Daneben stehen weitere Themen auf der Agenda: Nach dem Ende der Weltsynode werden der Synodale Weg und die Synodalität besprochen, ebenso stehen die Ergebnisse der Kirchenmitgliedschaftsuntersuchung (KMU) sowie die Aufklärung und Aufarbeitung sexuellen Missbrauchs in der Kirche im Mittelpunkt der Diskussionen.

Bei Letzterem wird es Druck von außen geben: Denn Missbrauchsbetroffene planen am Montag eine Protestaktion. Sie plakatieren die Klostermauer mit einer Petition mit 88.000 Unterschriften. Laut den Initiatoren wird es aus Termingründen keine Übergabe geben.  In der Petition wird die Kirche dazu aufgefordert, in Schmerzensgeldprozessen von Missbrauchsbetroffenen auf die sogenannte Einrede der Verjährung zu verzichten, mit der die Durchsetzung von Rechtsansprüchen zeitlich begrenzt wird.

Klagen von Aktivisten

"Wir sind unzufrieden mit der Aufarbeitung", sagte der Sprecher des Betroffenenbeirats im Bistum Aachen, Manfred Schmitz, dem Evangelischen Pressedienst. "Wir wünschen uns dringend, dass wir mit der katholischen Kirche mehr in Kontakt kommen." Es gebe zu wenig Austausch, viele Anliegen der Betroffenen würden nicht genügend berücksichtigt, beklagte er. Die DBK wies die Kritik zurück und verwies auf einen Alternativtermin, der mit den Betroffenen bereits vereinbart sei.

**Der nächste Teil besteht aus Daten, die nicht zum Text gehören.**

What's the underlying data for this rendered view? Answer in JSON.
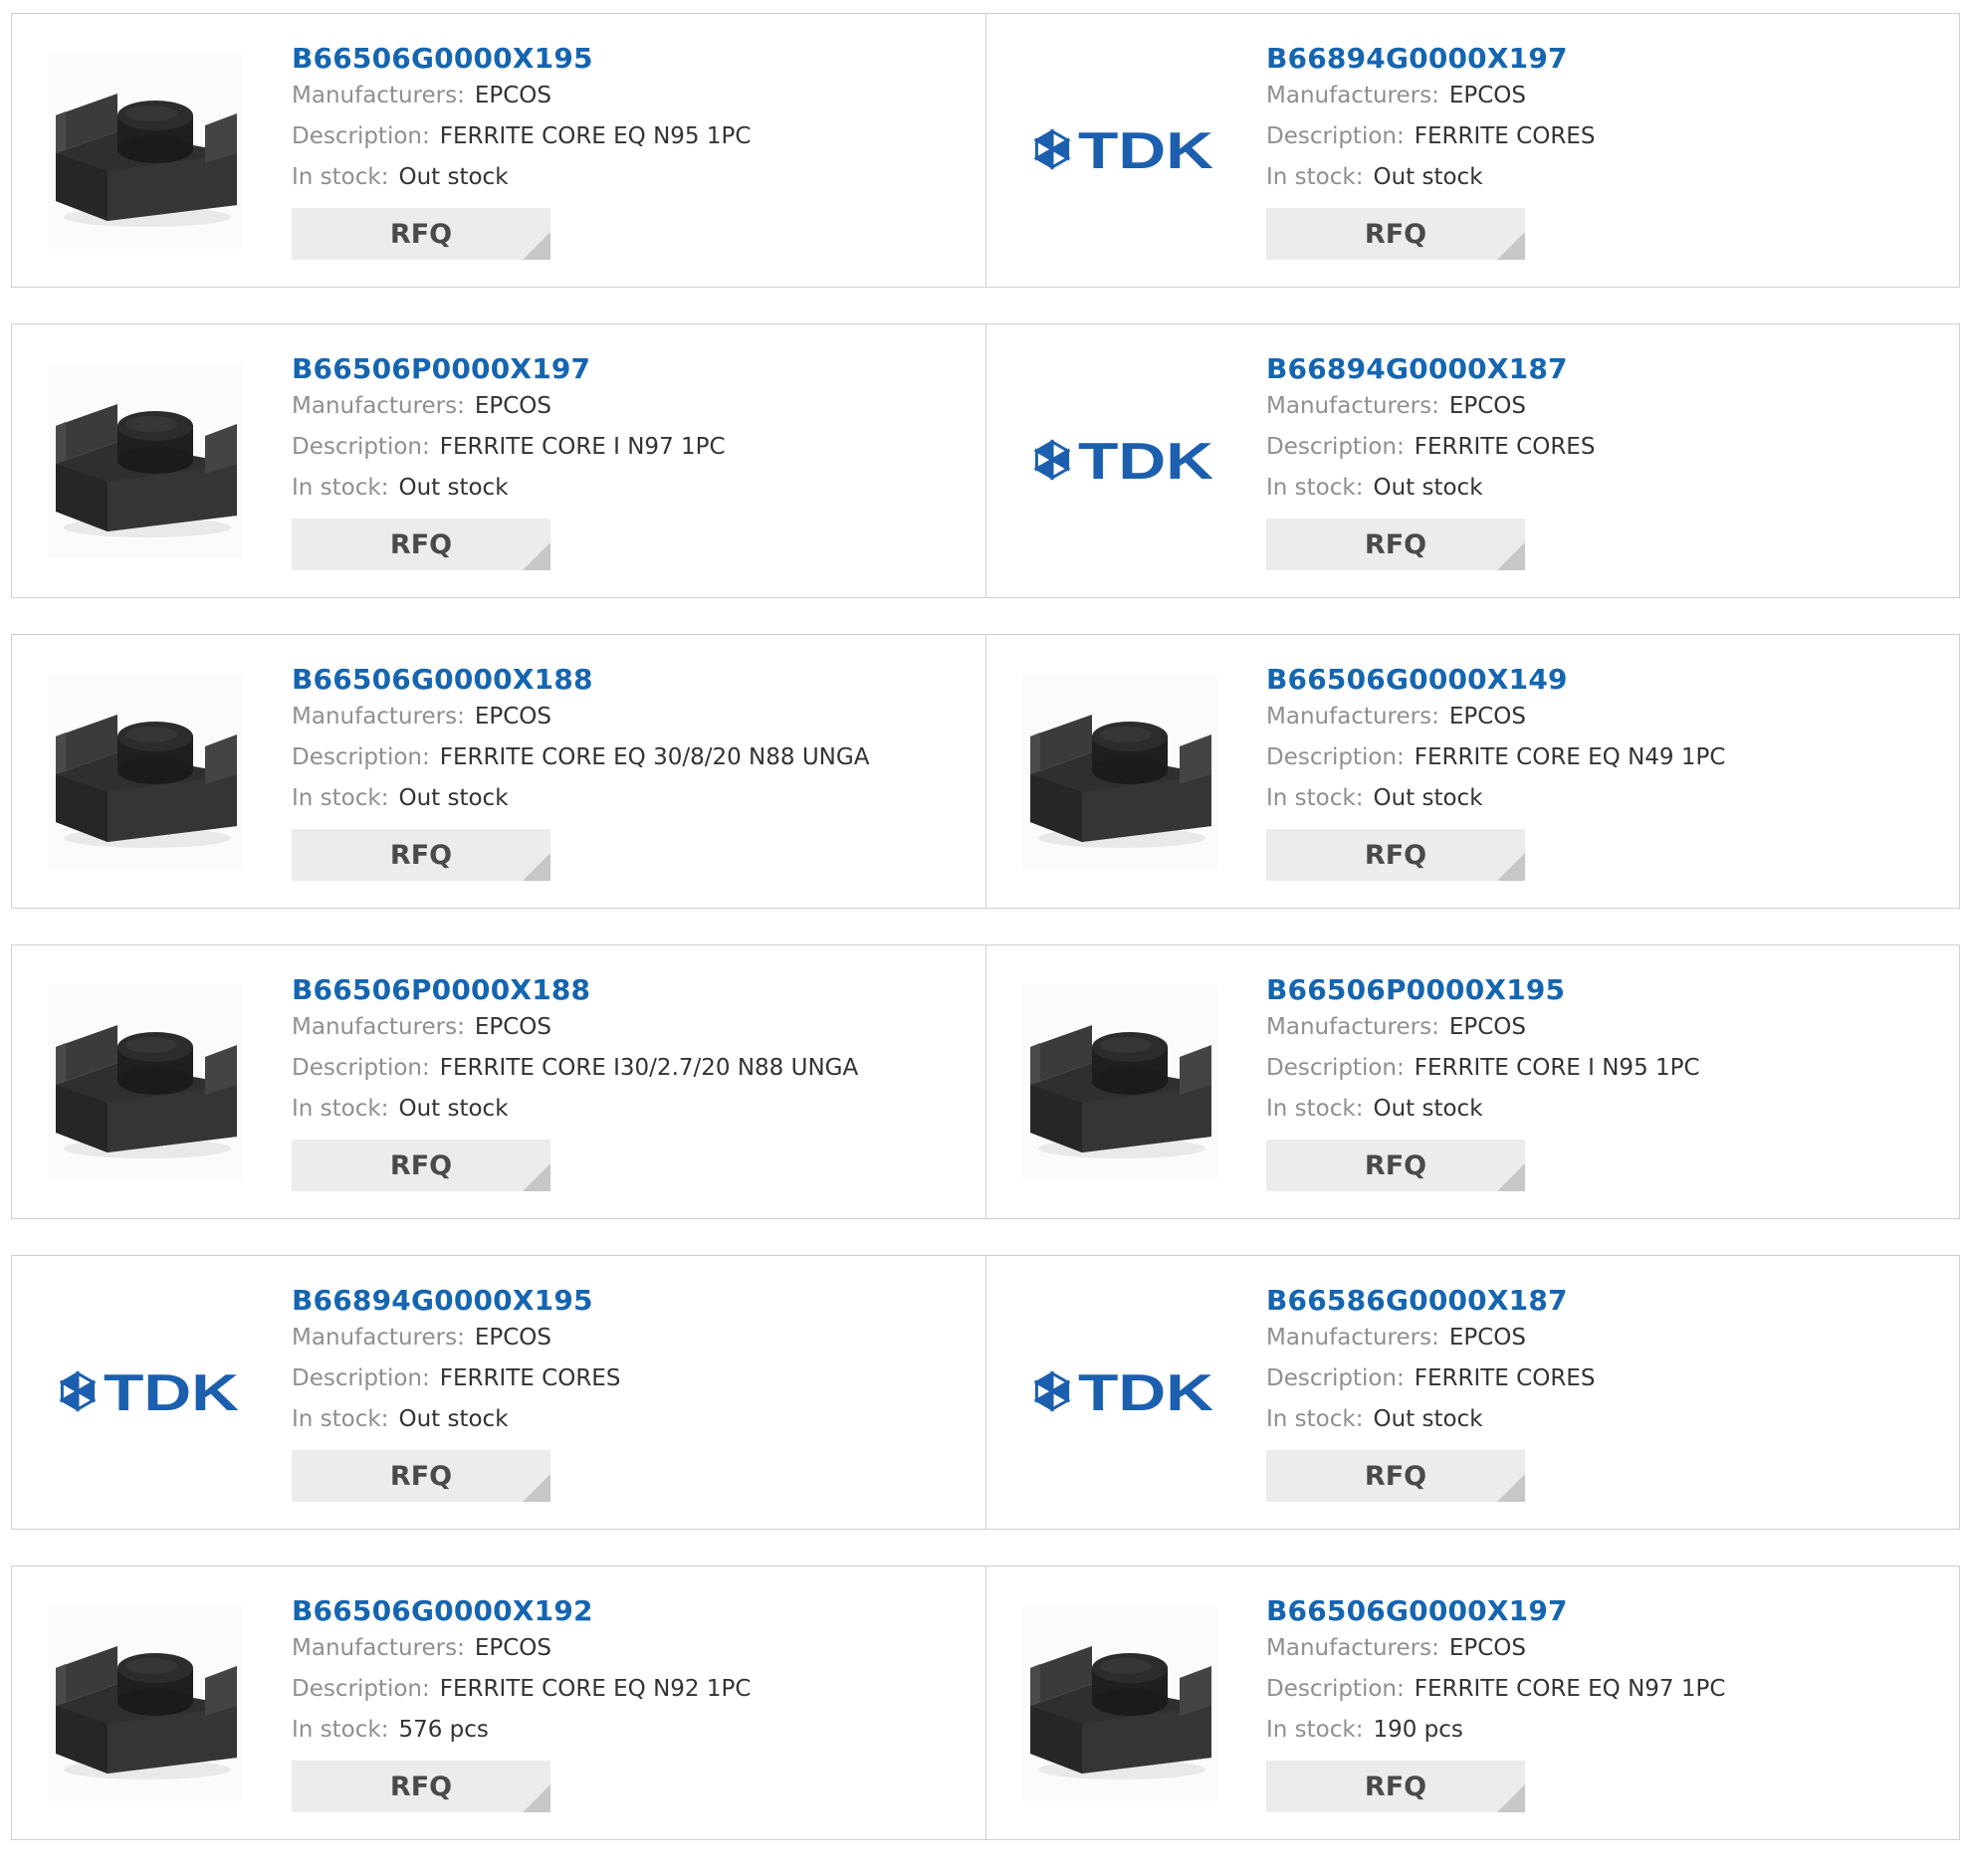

Am Freitag gaben auch Reformgruppen den Bischöfen ihre Forderungen mit auf den Weg: "Der Reformkurs des Synodalen Weges in Deutschland muss – und da hilft der Rückenwind der Weltsynode 2023 und 2024 in Rom – noch entschlossener und schneller gemeinsam mit dem Kirchenvolk fortgeführt werden", so "Wir sind Kirche"-Sprecher Christian Weisner. Konkret nannte er die Rechte von Frauen sowie queeren Menschen und die Aufarbeitung sexueller Gewalt.

Auf die deutschen Bischöfe kommen also innerhalb wie außerhalb der idyllisch gelegenen Klostermauern einige Herausforderungen zu. Mit einem Papst im Krankenhaus, einer Koalition in der Verhandlung und einer Kirche vor einer ungewissen Zukunft, werden die Themen nicht knapp. Vielleicht hilft ja der heilige Hermann Joseph von Steinfeld, der im Kloster begraben liegt. Der Mystiker soll einst eine Erscheinung gehabt haben, bei der das Jesuskind auf dem Schoß einer Muttergottesfigur einen Apfel aus seiner Hand nahm. Wegen des sogenannten Apfelwunders werden bis heute Äpfel auf dem Sarkophag in der Basilika des Klosters abgelegt. Etwas Erfrischung könnten sicherlich auch die Oberhirten brauchen.